An All-Star free agent is going to sign a contract that ought to set up himself and his family in riches for generations to come. But it has a topside limit of insane wealth. This means somebody like that Russian crook who owns the Nets can't use money as a means of satisfying a free agent's ego. "You'll be the highest-paid player ever," which, let's face it, would sound good to you, me, or anyone else, is not allowed as a bargaining chip.
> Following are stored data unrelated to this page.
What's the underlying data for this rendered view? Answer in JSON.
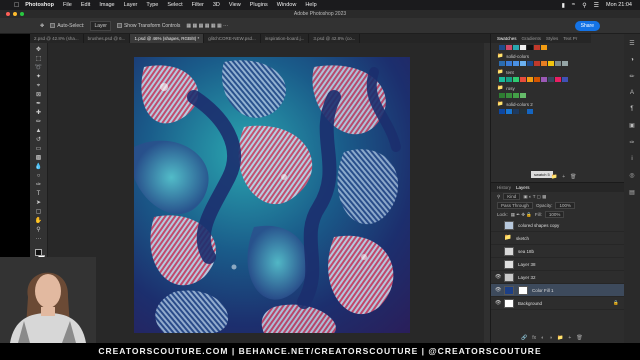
{
  "mac_menu": {
    "app": "Photoshop",
    "items": [
      "File",
      "Edit",
      "Image",
      "Layer",
      "Type",
      "Select",
      "Filter",
      "3D",
      "View",
      "Plugins",
      "Window",
      "Help"
    ],
    "clock": "Mon 21:04"
  },
  "window_title": "Adobe Photoshop 2023",
  "options_bar": {
    "auto_select_label": "Auto-Select:",
    "auto_select_value": "Layer",
    "transform_label": "Show Transform Controls",
    "share_label": "Share"
  },
  "tabs": [
    {
      "label": "2.psd @ 42.8% (sha..."
    },
    {
      "label": "brushes.psd @ 6..."
    },
    {
      "label": "1.psd @ 46% (shapes, RGB/8) *",
      "active": true
    },
    {
      "label": "glitchCORE-NEW.psd..."
    },
    {
      "label": "inspiration-board.j..."
    },
    {
      "label": "3.psd @ 42.8% (co..."
    }
  ],
  "swatches_panel": {
    "tabs": [
      "Swatches",
      "Gradients",
      "Styles",
      "Text Pr"
    ],
    "groups": [
      {
        "name": "solid-colors",
        "colors": [
          "#2b6cb0",
          "#3a7bd5",
          "#4a90e2",
          "#6bb0f0",
          "#1e4a8a",
          "#c0392b",
          "#e67e22",
          "#f1c40f",
          "#7f8c8d",
          "#95a5a6",
          "#bdc3c7",
          "#ecf0f1",
          "#8e44ad",
          "#d35400"
        ]
      },
      {
        "name": "tent",
        "colors": [
          "#1abc9c",
          "#16a085",
          "#2ecc71",
          "#e74c3c",
          "#c0392b",
          "#f39c12",
          "#d35400",
          "#9b59b6",
          "#8e44ad",
          "#34495e",
          "#e91e63",
          "#ff5722",
          "#009688",
          "#3f51b5"
        ]
      },
      {
        "name": "rosy",
        "colors": [
          "#2e7d32",
          "#388e3c",
          "#43a047",
          "#66bb6a"
        ]
      },
      {
        "name": "solid-colors 2",
        "colors": [
          "#0d47a1",
          "#1976d2",
          "#1e3a5f",
          "#263238",
          "#1565c0"
        ]
      }
    ],
    "tooltip": "swatch 5"
  },
  "layers_panel": {
    "tabs": [
      "History",
      "Layers"
    ],
    "kind_label": "Kind",
    "blend_mode": "Pass Through",
    "opacity_label": "Opacity:",
    "opacity_value": "100%",
    "lock_label": "Lock:",
    "fill_label": "Fill:",
    "fill_value": "100%",
    "layers": [
      {
        "name": "colored shapes copy",
        "visible": false,
        "type": "folder"
      },
      {
        "name": "sketch",
        "visible": false,
        "type": "folder"
      },
      {
        "name": "sea 18b",
        "visible": false,
        "type": "image"
      },
      {
        "name": "Layer 38",
        "visible": false,
        "type": "image"
      },
      {
        "name": "Layer 32",
        "visible": true,
        "type": "image"
      },
      {
        "name": "Color Fill 1",
        "visible": true,
        "type": "fill",
        "selected": true
      },
      {
        "name": "Background",
        "visible": true,
        "type": "background"
      }
    ]
  },
  "banner": "CREATORSCOUTURE.COM  |  BEHANCE.NET/CREATORSCOUTURE  |  @CREATORSCOUTURE",
  "colors": {
    "ps_panel": "#2d2d2d",
    "canvas_bg": "#282828",
    "accent": "#1473e6",
    "art_blue": "#1c2f6e",
    "art_teal": "#2aa6b0",
    "art_pink": "#d24a6a"
  }
}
So if wages cannot be used to recruit high-level executive talent (the best way of thinking about free agents like James), franchises will turn to offering fringe benefits, lower taxes, marketing opportunities, hanging out with Jay-Z, etc. In the final analysis, however, the only meaningful fringe benefit for these gifted, sheltered, incredibly driven people is victory. If the money's pretty much the same anywhere they go, the opportunity to be on a championship team is inevitably going to be a dominant factor in their decision-making process.
Given that NBA superstars are a clubby lot, it was probably easy as pie for Wade to recruit James and Chris Bosh for his team, which as we saw in the playoffs was pretty awful except for him. All Riley had to do was make sure he had enough cap money on hand to back up Wade's sales pitch, which he did.
This trend, which is hardly new (among great players in history who left teams in pursuit of further glory, although through forced trades rather than free agency are Wilt Chamberlain and Kareem Abdul-Jabbar), is going to continue, and paradoxically, the more limits the owners place on salaries, the more pronounced it will get. High draft picks working for capped rookie deals will be counting the days until they can create superteams of their own. Why not, if the money's the same, or pretty much the same. Do you, dear reader, think there'd really be much different between making $12 million a year or $18 million? The players don't either. It's a dream to them, too.
This places the owners in a nasty dilemma. Lack of superstars causes franchises to lose games, fans and money in that order. But by limiting player salaries to save money, the owners rob themselves of their best means of acquiring superstars. You can't depend on David Stern fixing the lottery every year.
It's funny. In their attempt to create socialism for the rich (themselves), NBA owners are stuck in a mini-crisis of capitalism, the kind described by the founder of socialism, Karl Marx.